The Zapatistas knew that they couldn’t win a traditional war, so they turned to internet and public opinion. Marcos, the spokesperson/leader of the movement employed several tactics:

  1. He was always displayed in Che Guerva mask, thereby masking his own identity and showing that “anyone” could be a Zapatista.
  2. Marcos was never pictured carrying weapons, only a cell phone because of their adopted slogan: “Our weapons are words.”
  3. Marcos often carried a lantern, symbolic for “bringing light to the situation in Chiapas.”

How was ICT so successful in helping the Zapatista guerilla movement?

  1. ICT is more accessible then corporate news media
  2. Information shared through the internet is not easily censored
  3. Information can come from multiple sources/authors, making it nearly impossible to silence the group as a whole
  4. Alliance building capacity: Zapatista websites and list servs were able to foster connections with other marginalized indigenous groups, NGO’s, celebrities, and international news media


Although the Zapatista s weren’t able to make Chiapas an autonomous state, many still view their strategy shift to ICT a huge accomplishment. “The Zapatista Effect successfully shifted the balance of power from traditional media authors to the audience.” I think that by making the flow of information more participatory, you create discourse. I found this article to be very interesting because it ties in well to the news article about Assad. Syrian rebels should continue to employ their Zapatista-like strategy, therefore continuing their “popularity” with international media. I wish the article had touched more on where the Zapatista movement is today.

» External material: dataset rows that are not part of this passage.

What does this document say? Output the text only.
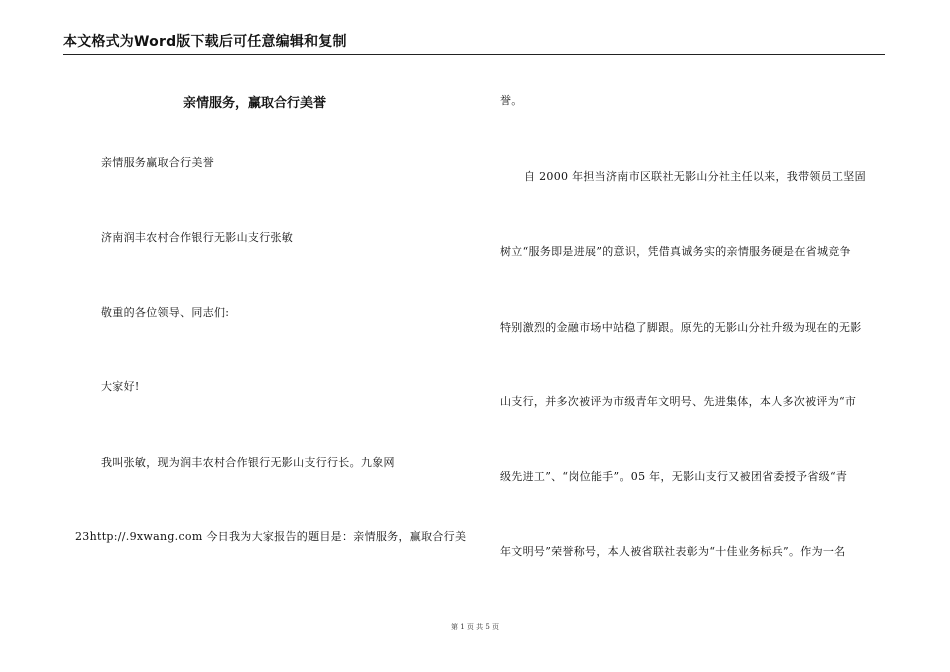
本文格式为Word版下载后可任意编辑和复制
亲情服务，赢取合行美誉
亲情服务赢取合行美誉
济南润丰农村合作银行无影山支行张敏
敬重的各位领导、同志们:
大家好!
我叫张敏，现为润丰农村合作银行无影山支行行长。九象网
23http://.9xwang.com 今日我为大家报告的题目是：亲情服务，赢取合行美
誉。
自 2000 年担当济南市区联社无影山分社主任以来，我带领员工坚固
树立“服务即是进展”的意识，凭借真诚务实的亲情服务硬是在省城竞争
特别激烈的金融市场中站稳了脚跟。原先的无影山分社升级为现在的无影
山支行，并多次被评为市级青年文明号、先进集体，本人多次被评为“市
级先进工”、“岗位能手”。05 年，无影山支行又被团省委授予省级“青
年文明号”荣誉称号，本人被省联社表彰为“十佳业务标兵”。作为一名
第 1 页 共 5 页
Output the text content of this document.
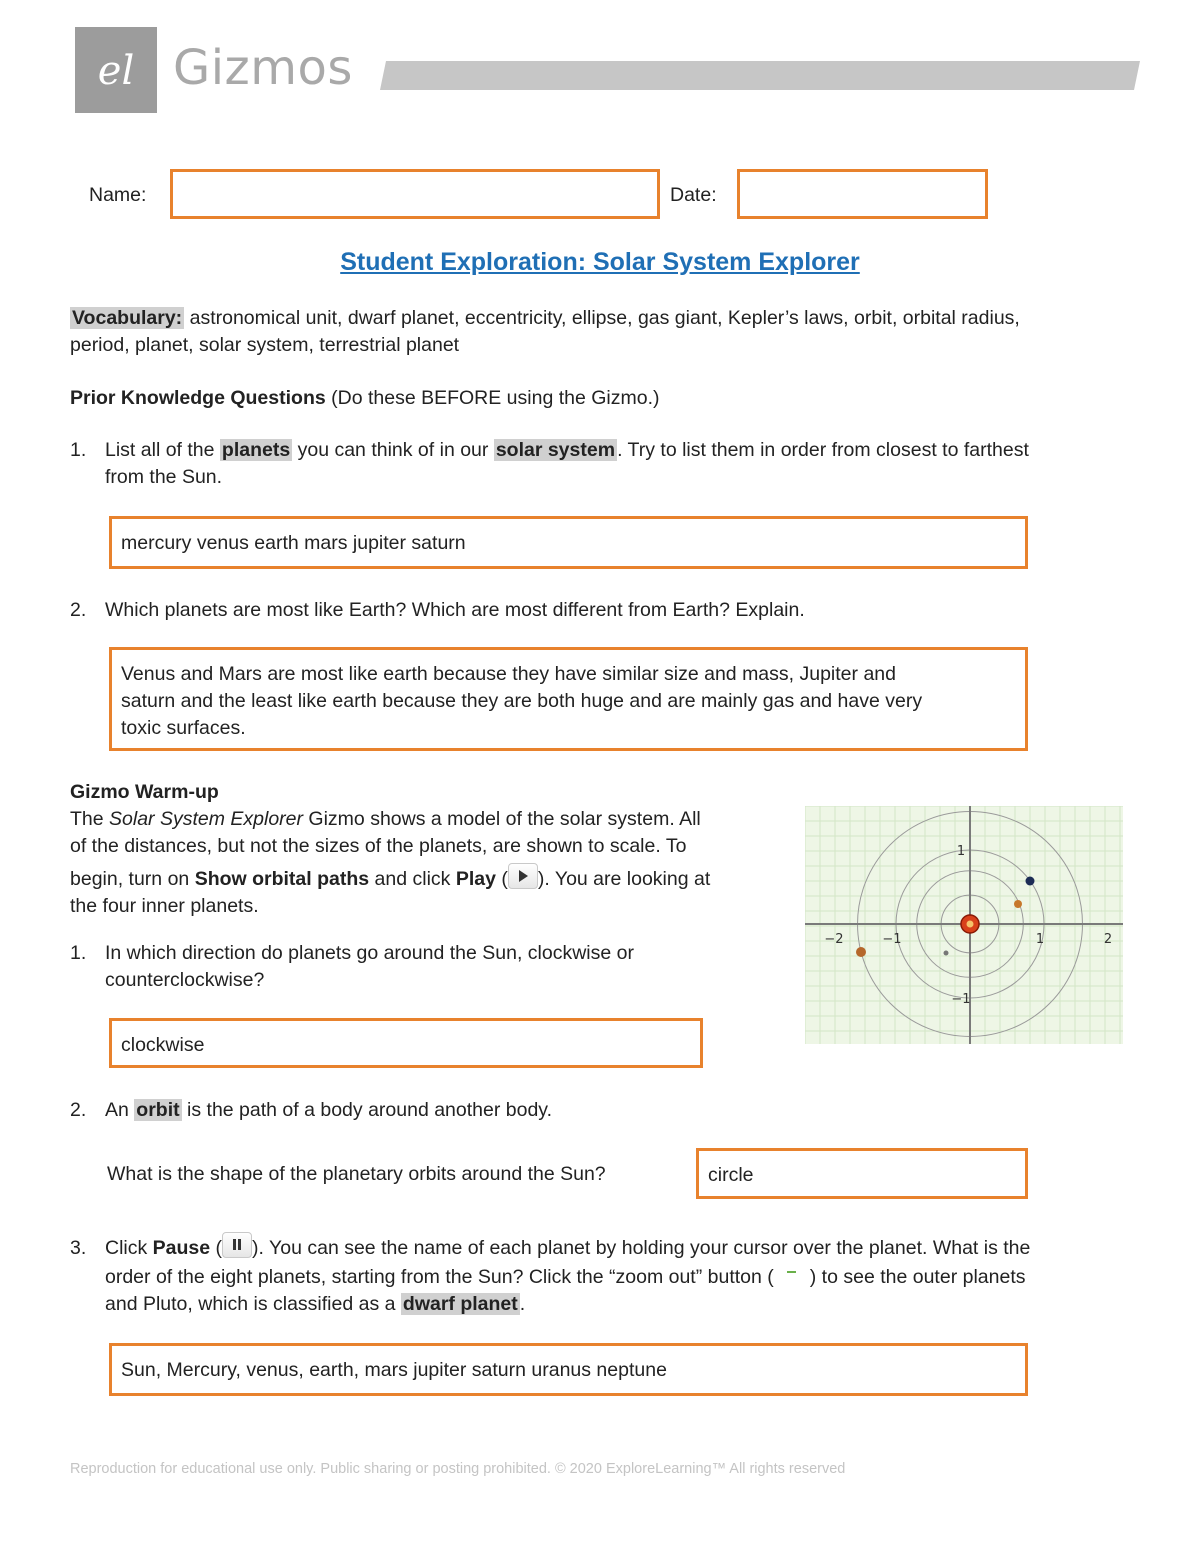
el Gizmos
Name:	Date:
Student Exploration: Solar System Explorer
Vocabulary: astronomical unit, dwarf planet, eccentricity, ellipse, gas giant, Kepler’s laws, orbit, orbital radius,
period, planet, solar system, terrestrial planet
Prior Knowledge Questions (Do these BEFORE using the Gizmo.)
1. List all of the planets you can think of in our solar system . Try to list them in order from closest to farthest
from the Sun.
mercury venus earth mars jupiter saturn
2. Which planets are most like Earth? Which are most different from Earth? Explain.
Venus and Mars are most like earth because they have similar size and mass, Jupiter and
saturn and the least like earth because they are both huge and are mainly gas and have very
toxic surfaces.
Gizmo Warm-up
The Solar System Explorer Gizmo shows a model of the solar system. All
of the distances, but not the sizes of the planets, are shown to scale. To
begin, turn on Show orbital paths and click Play ( ). You are looking at
the four inner planets.
−2	−1	1	2
1
−1
1. In which direction do planets go around the Sun, clockwise or
counterclockwise?
clockwise
2. An orbit is the path of a body around another body.
What is the shape of the planetary orbits around the Sun?	circle
3. Click Pause ( ). You can see the name of each planet by holding your cursor over the planet. What is the
order of the eight planets, starting from the Sun? Click the “zoom out” button ( ) to see the outer planets
and Pluto, which is classified as a dwarf planet .
Sun, Mercury, venus, earth, mars jupiter saturn uranus neptune
Reproduction for educational use only. Public sharing or posting prohibited. © 2020 ExploreLearning™ All rights reserved
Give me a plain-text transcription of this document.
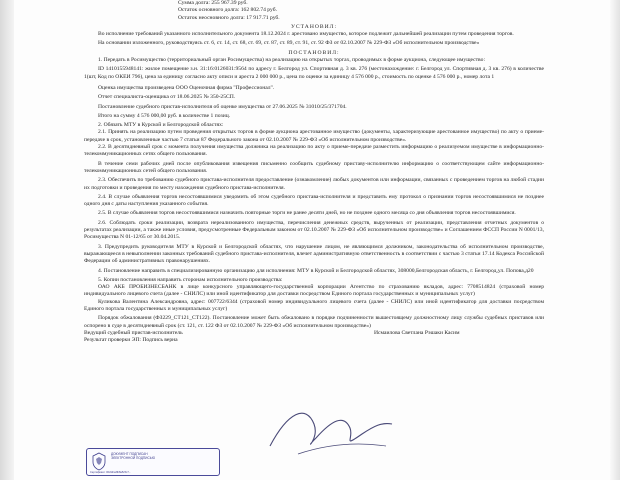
Сумма долга: 255 967.39 руб.
Остаток основного долга: 162 802.74 руб.
Остаток неосновного долга: 17 917.71 руб.
УСТАНОВИЛ:
Во исполнение требований указанного исполнительного документа 18.12.2024 г. арестовано имущество, которое подлежит дальнейшей реализации путем проведения торгов.
На основании изложенного, руководствуясь ст. 6, ст. 14, ст. 68, ст. 69, ст. 87, ст. 89, ст. 91, ст. 92 ФЗ от 02.10.2007 № 229-ФЗ «Об исполнительном производстве»
ПОСТАНОВИЛ:
1. Передать в Росимущество (территориальный орган Росимущества) на реализацию на открытых торгах, проводимых в форме аукциона, следующее имущество:
ID 1410155948141: жилое помещение з.н. 31:16:0126031:9564 по адресу г. Белгород ул. Спортивная д. 3 кв. 276 (местонахождение: г. Белгород ул. Спортивная д. 3 кв. 276) в количестве 1(шт, Код по ОКЕИ 796), цена за единицу согласно акту описи и ареста 2 000 000 р., цена по оценке за единицу 4 576 000 р., стоимость по оценке 4 576 000 р., номер лота 1
Оценка имущества произведена ООО Оценочная фирма "Профессионал".
Отчет специалиста-оценщика от 18.06.2025 № 350-25СП.
Постановление судебного пристав-исполнителя об оценке имущества от 27.06.2025 № 31010/25/371704.
Итого на сумму 4 576 000,00 руб. в количестве 1 позиц.
2. Обязать МТУ в Курской и Белгородской областях:
2.1. Принять на реализацию путем проведения открытых торгов в форме аукциона арестованное имущество (документы, характеризующие арестованное имущество) по акту о приеме-передаче в срок, установленные частью 7 статьи 87 Федерального закона от 02.10.2007 № 229-ФЗ «Об исполнительном производстве».
2.2. В десятидневный срок с момента получения имущества должника на реализацию по акту о приеме-передаче разместить информацию о реализуемом имуществе в информационно-телекоммуникационных сетях общего пользования.
В течение семи рабочих дней после опубликования извещения письменно сообщить судебному приставу-исполнителю информацию о соответствующем сайте информационно-телекоммуникационных сетей общего пользования.
2.3. Обеспечить по требованию судебного пристава-исполнителя предоставление (ознакомление) любых документов или информации, связанных с проведением торгов на любой стадии их подготовки и проведения по месту нахождения судебного пристава-исполнителя.
2.4. В случае объявления торгов несостоявшимися уведомить об этом судебного пристава-исполнителя и представить ему протокол о признании торгов несостоявшимися не позднее одного дня с даты наступления указанного события.
2.5. В случае объявления торгов несостоявшимися назначить повторные торги не ранее десяти дней, но не позднее одного месяца со дня объявления торгов несостоявшимися.
2.6. Соблюдать сроки реализации, возврата нереализованного имущества, перечисления денежных средств, вырученных от реализации, представления отчетных документов о результатах реализации, а также иные условия, предусмотренные Федеральным законом от 02.10.2007 № 229-ФЗ «Об исполнительном производстве» и Соглашением ФССП России N 0001/13, Росимущества N 01-12/65 от 30.04.2015.
3. Предупредить руководителя МТУ в Курской и Белгородской областях, что нарушение лицом, не являющимся должником, законодательства об исполнительном производстве, выражающееся в невыполнении законных требований судебного пристава-исполнителя, влечет административную ответственность в соответствии с частью 3 статьи 17.14 Кодекса Российской Федерации об административных правонарушениях.
4. Постановление направить в специализированную организацию для исполнения: МТУ в Курской и Белгородской областях, 308000,Белгородская область, г. Белгород,ул. Попова,д20
5. Копии постановления направить сторонам исполнительного производства:
ОАО АКБ ПРОБИЗНЕСБАНК в лице конкурсного управляющего-государственной корпорации Агентство по страхованию вкладов, адрес: 7708514824 (страховой номер индивидуального лицевого счета (далее - СНИЛС) или иной идентификатор для доставки посредством Единого портала государственных и муниципальных услуг)
Куликова Валентина Александровна, адрес: 007722/6344 (страховой номер индивидуального лицевого счета (далее - СНИЛС) или иной идентификатор для доставки посредством Единого портала государственных и муниципальных услуг)
Порядок обжалования (ФЗ229_СТ121_СТ122). Постановление может быть обжаловано в порядке подчиненности вышестоящему должностному лицу службы судебных приставов или оспорено в суде в десятидневный срок (ст. 121, ст. 122 ФЗ от 02.10.2007 № 229-ФЗ «Об исполнительном производстве»)
Ведущий судебный пристав-исполнитель	Исмаилова Светлана Рэшаки Касим
Результат проверки ЭП: Подпись верна
ДОКУМЕНТ ПОДПИСАН
ЭЛЕКТРОННОЙ ПОДПИСЬЮ
Сертификат: 00c9d1e8b8a5c5c7...
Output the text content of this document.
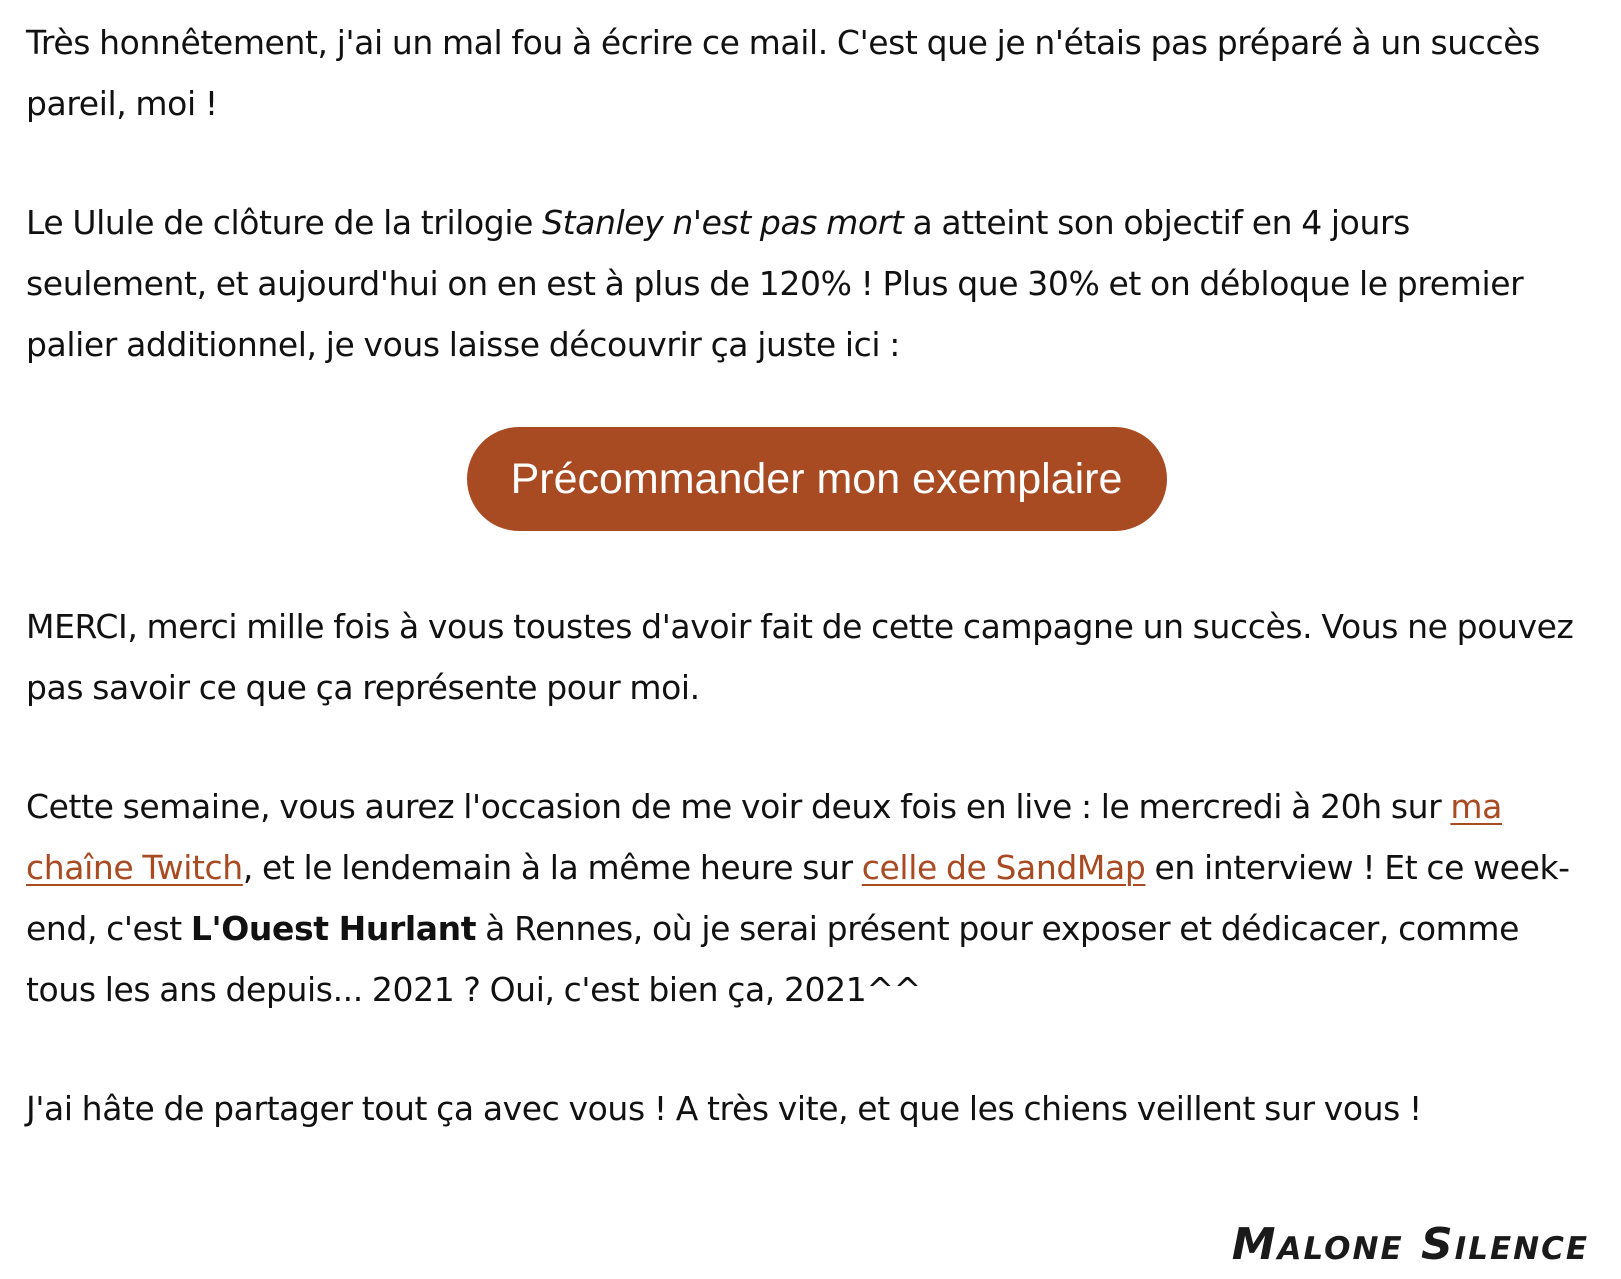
Très honnêtement, j'ai un mal fou à écrire ce mail. C'est que je n'étais pas préparé à un succès pareil, moi !

Le Ulule de clôture de la trilogie Stanley n'est pas mort a atteint son objectif en 4 jours seulement, et aujourd'hui on en est à plus de 120% ! Plus que 30% et on débloque le premier palier additionnel, je vous laisse découvrir ça juste ici :

MERCI, merci mille fois à vous toustes d'avoir fait de cette campagne un succès. Vous ne pouvez pas savoir ce que ça représente pour moi.

Cette semaine, vous aurez l'occasion de me voir deux fois en live : le mercredi à 20h sur ma chaîne Twitch, et le lendemain à la même heure sur celle de SandMap en interview ! Et ce week-end, c'est L'Ouest Hurlant à Rennes, où je serai présent pour exposer et dédicacer, comme tous les ans depuis... 2021 ? Oui, c'est bien ça, 2021^^

J'ai hâte de partager tout ça avec vous ! A très vite, et que les chiens veillent sur vous !

Précommander mon exemplaire
Malone Silence
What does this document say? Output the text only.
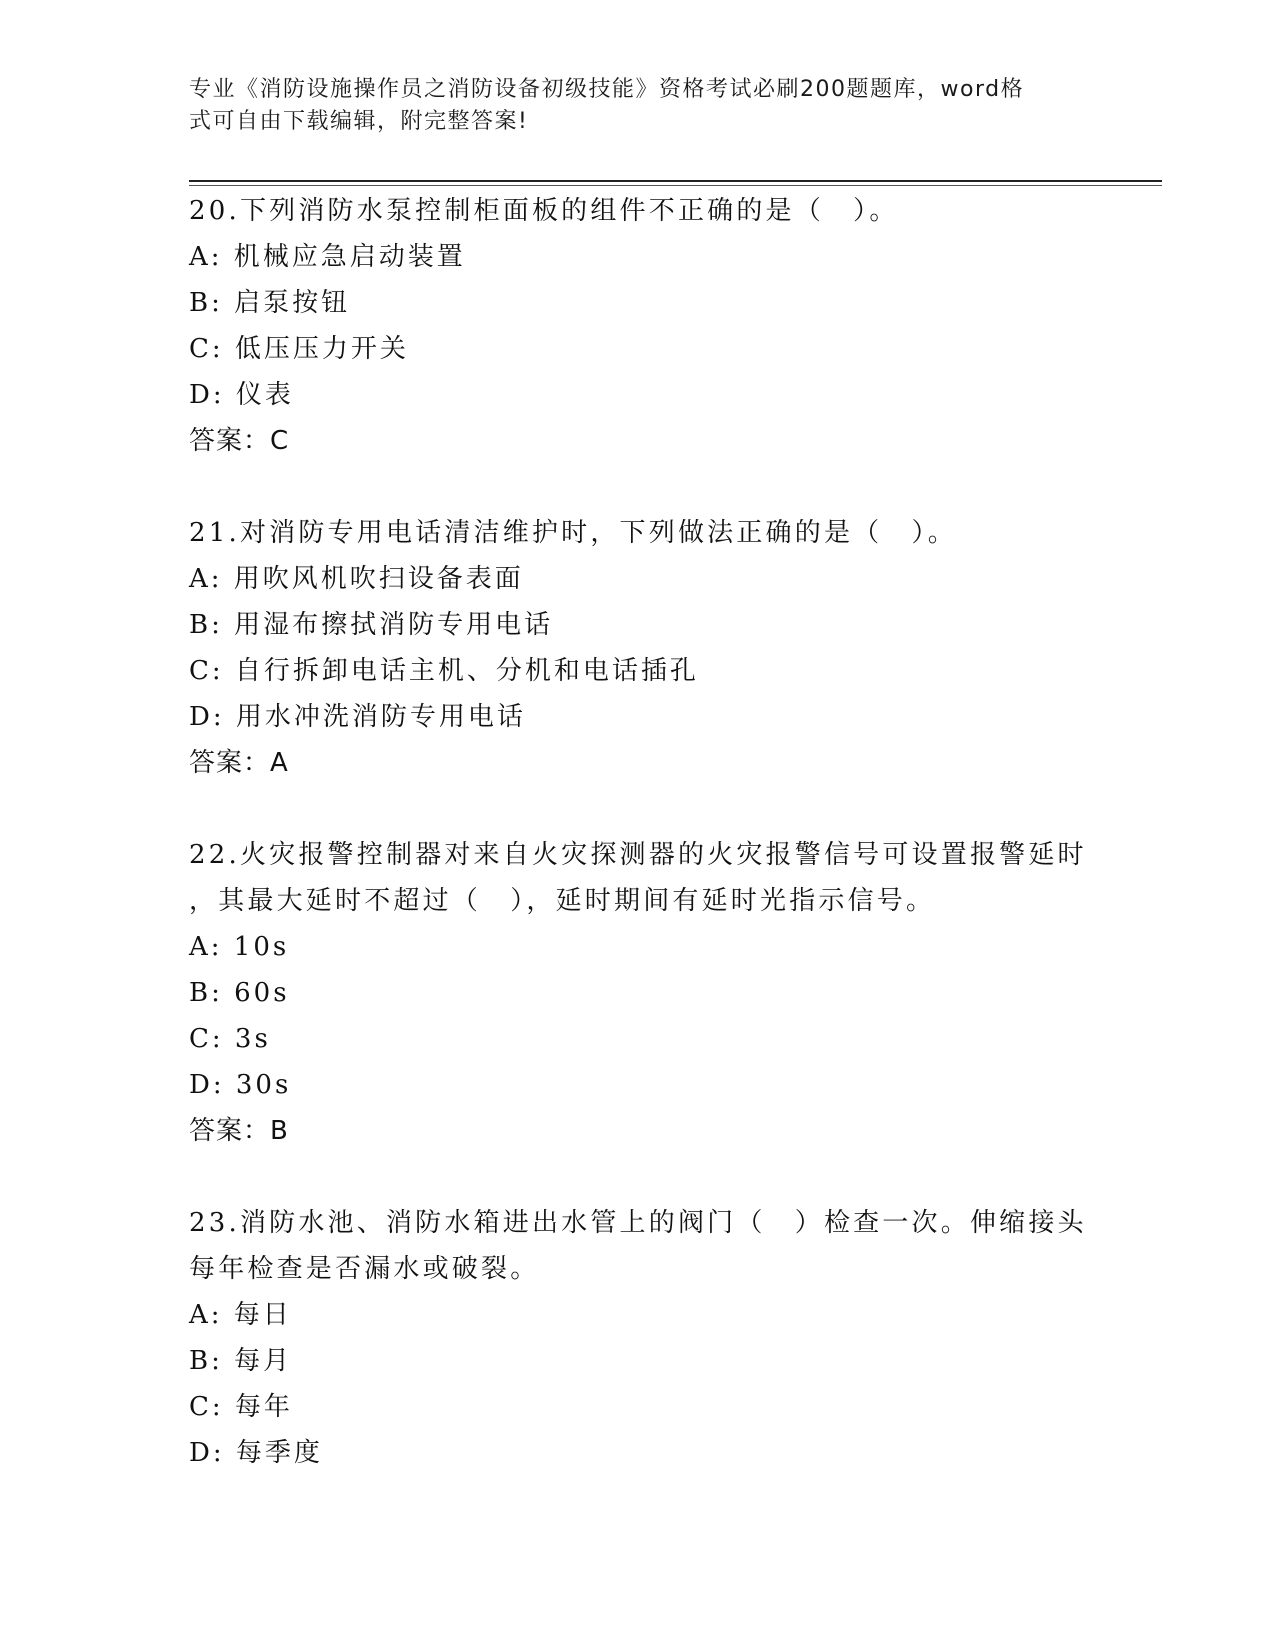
专业《消防设施操作员之消防设备初级技能》资格考试必刷200题题库，word格
式可自由下载编辑，附完整答案!
20.下列消防水泵控制柜面板的组件不正确的是（　）。
A: 机械应急启动装置
B: 启泵按钮
C: 低压压力开关
D: 仪表
答案：C
21.对消防专用电话清洁维护时，下列做法正确的是（　）。
A: 用吹风机吹扫设备表面
B: 用湿布擦拭消防专用电话
C: 自行拆卸电话主机、分机和电话插孔
D: 用水冲洗消防专用电话
答案：A
22.火灾报警控制器对来自火灾探测器的火灾报警信号可设置报警延时
，其最大延时不超过（　），延时期间有延时光指示信号。
A: 10s
B: 60s
C: 3s
D: 30s
答案：B
23.消防水池、消防水箱进出水管上的阀门（　）检查一次。伸缩接头
每年检查是否漏水或破裂。
A: 每日
B: 每月
C: 每年
D: 每季度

3 responses to ““The Zapatista Effect”

  • Paige Boetefuer

    This is a great example of target populations using ICTs on their own, to meet their needs, and to more efficiently achieve their goals. Often we discuss ICT4D projects that are implemented from an outside agency, that decides to place ICTs in a developing country or convince a target population to use an ICT. It seems that when populations have access to the ICTs and realize on their own that ICTs can be helpful that it is more effective.

  • pikester1214

    I agree that there is a connection in terms of mass media-strategy between the Zapatistas and the Syrians opposition group LLC. However, LLC is using weapons supplied by neighboring countries to fight against the Syrian government. In my opinion, LLC should persist with their Zapatista-like strategy and it is only a matter of time before there is some form of military intervention -not just food supplies- from the UN.

  • hgalante

    I agree with Paige that grassroots level initiatives are more fruitful. Obviously, one question that can be raised is whether or not these issues will ever end up being addressed if top-down movements cease to exist, but this article is a good example of how having faith in the natives of these countries can be very significant.